Analyst · Baird. Your line is open.

That's good, I appreciate the call thanks.

Operator

Operator

Thank you that concludes the Q&A session. I will now turn the call back over to management for final comments.

Selim Bassoul

Analyst

First of all I want to thank everybody for attending this conference call. As we look history, we have never given guidance on a quarter-over-quarter or a year-to-year but if you look at what's going to happen over the next three years, we see an isolation or organic growth and expansion across the margins. And we really also see our EBITDA margin which has started to hover at about 20% should increase to higher over the same period of 3 years.

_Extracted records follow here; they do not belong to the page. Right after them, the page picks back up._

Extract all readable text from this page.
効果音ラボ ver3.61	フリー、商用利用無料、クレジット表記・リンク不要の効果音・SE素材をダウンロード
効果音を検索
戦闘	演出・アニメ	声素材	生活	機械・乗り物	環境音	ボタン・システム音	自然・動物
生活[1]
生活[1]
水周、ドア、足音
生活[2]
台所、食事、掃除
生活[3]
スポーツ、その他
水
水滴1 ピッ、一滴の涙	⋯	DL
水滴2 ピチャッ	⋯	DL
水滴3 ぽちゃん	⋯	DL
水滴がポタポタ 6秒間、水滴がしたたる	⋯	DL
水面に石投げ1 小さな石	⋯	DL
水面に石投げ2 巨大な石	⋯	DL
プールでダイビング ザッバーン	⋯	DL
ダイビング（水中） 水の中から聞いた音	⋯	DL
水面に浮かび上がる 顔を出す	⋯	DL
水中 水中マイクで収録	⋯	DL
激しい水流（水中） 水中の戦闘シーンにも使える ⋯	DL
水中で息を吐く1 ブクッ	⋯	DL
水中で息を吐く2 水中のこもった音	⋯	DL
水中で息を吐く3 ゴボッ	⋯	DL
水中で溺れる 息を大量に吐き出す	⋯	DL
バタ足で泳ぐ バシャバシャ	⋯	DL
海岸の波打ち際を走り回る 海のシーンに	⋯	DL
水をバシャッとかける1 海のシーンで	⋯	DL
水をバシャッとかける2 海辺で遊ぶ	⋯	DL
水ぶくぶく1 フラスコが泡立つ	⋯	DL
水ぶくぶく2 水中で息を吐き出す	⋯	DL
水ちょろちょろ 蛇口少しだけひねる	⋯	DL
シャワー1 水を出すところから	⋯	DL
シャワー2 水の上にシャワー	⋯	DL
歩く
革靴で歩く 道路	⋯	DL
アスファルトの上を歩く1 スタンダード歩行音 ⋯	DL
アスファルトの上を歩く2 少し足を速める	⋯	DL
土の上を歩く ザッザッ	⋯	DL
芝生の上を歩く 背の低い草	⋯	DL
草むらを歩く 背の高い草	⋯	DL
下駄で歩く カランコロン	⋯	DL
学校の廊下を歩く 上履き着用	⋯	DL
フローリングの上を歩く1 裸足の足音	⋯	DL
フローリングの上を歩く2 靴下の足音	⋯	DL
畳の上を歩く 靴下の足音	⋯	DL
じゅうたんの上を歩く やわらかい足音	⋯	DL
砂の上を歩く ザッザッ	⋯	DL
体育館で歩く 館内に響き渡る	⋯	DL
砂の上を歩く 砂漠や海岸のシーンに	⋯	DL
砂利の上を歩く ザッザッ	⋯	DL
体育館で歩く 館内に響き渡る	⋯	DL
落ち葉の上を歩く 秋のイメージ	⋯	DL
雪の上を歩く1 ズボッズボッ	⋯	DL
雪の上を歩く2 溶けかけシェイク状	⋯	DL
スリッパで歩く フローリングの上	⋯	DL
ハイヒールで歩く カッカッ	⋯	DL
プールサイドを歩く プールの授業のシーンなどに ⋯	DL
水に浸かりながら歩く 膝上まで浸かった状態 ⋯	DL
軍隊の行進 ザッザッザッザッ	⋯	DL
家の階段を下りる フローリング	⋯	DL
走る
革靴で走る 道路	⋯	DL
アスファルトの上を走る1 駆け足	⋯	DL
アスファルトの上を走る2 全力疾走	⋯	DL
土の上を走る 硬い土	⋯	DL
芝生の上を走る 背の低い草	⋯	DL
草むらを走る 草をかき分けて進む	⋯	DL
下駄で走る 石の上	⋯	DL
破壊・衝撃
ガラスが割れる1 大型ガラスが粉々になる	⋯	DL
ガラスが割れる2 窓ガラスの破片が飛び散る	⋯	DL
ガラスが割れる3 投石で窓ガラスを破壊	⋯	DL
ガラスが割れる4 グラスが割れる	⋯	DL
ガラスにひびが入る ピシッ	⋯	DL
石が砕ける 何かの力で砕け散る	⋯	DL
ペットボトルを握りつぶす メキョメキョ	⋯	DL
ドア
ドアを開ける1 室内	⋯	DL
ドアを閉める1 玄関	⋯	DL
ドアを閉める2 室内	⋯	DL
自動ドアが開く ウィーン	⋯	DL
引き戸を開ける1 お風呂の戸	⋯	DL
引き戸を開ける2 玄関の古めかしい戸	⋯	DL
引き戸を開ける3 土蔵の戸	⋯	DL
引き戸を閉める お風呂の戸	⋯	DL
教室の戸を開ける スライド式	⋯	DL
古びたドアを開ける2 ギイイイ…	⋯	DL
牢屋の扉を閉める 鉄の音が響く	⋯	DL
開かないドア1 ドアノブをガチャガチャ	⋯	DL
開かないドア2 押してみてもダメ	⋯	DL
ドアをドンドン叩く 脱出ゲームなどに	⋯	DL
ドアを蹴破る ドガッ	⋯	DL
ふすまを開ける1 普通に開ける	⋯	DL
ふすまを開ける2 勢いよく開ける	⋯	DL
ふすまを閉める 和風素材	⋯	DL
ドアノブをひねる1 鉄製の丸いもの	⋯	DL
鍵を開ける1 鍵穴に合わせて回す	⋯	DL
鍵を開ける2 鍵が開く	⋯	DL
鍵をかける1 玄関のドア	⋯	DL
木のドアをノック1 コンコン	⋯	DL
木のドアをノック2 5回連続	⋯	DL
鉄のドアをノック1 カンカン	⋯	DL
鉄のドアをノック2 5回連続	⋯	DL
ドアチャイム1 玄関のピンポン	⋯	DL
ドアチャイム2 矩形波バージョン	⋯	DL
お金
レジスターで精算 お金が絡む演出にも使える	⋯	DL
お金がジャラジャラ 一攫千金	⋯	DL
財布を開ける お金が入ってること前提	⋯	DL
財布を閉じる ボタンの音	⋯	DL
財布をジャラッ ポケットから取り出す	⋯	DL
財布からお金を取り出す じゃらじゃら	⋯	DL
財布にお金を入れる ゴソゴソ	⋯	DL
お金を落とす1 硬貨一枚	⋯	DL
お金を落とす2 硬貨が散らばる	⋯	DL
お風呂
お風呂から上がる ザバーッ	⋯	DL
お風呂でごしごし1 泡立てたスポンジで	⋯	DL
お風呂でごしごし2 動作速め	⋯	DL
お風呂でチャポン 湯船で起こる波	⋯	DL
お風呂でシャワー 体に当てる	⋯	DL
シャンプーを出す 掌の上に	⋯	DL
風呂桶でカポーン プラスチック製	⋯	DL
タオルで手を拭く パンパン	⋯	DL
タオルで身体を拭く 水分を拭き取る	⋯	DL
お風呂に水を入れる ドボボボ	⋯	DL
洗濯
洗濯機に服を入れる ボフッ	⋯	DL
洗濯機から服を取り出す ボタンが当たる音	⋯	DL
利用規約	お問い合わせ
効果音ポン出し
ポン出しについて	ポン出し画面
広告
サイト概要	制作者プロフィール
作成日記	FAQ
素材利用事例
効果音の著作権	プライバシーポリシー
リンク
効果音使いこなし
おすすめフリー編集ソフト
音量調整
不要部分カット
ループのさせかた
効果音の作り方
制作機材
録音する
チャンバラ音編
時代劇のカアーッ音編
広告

An important key to sales growth and margin expansion is the significant improvement in the residential kitchen division. From Viking, to AGA, to U-Line we will see a not only an organic growth in improvement in the next 3 years, we are going to also see a significant EBITDA margin that will literally most probably trail of the food margin. On the food processing we are very pleased with such groups. Not only in the EBITDA margin but in the innovation substance. I think the food processing we are seeing the highest in the back log ever given our innovative solution, I think the only disruption in that segment is our industrial baking division that we are restructuring and is now being led by an expert at present of our safety division is making major changes to it and we are consolidating some of our bakery division and we created a significant technology center in Dallas. And we see that of the baking division to be starting to create fruits in 2017. So when I look at the business from the standpoint of commercial I see 3 major push, you look first at the future which is the automation and the labor saving continued being a great for us because the minimal wage rates increasing in every part of…

Operator

Operator

Thank you, ladies and gentlemen. That does conclude today's conference. You may all disconnect and everyone have a great day.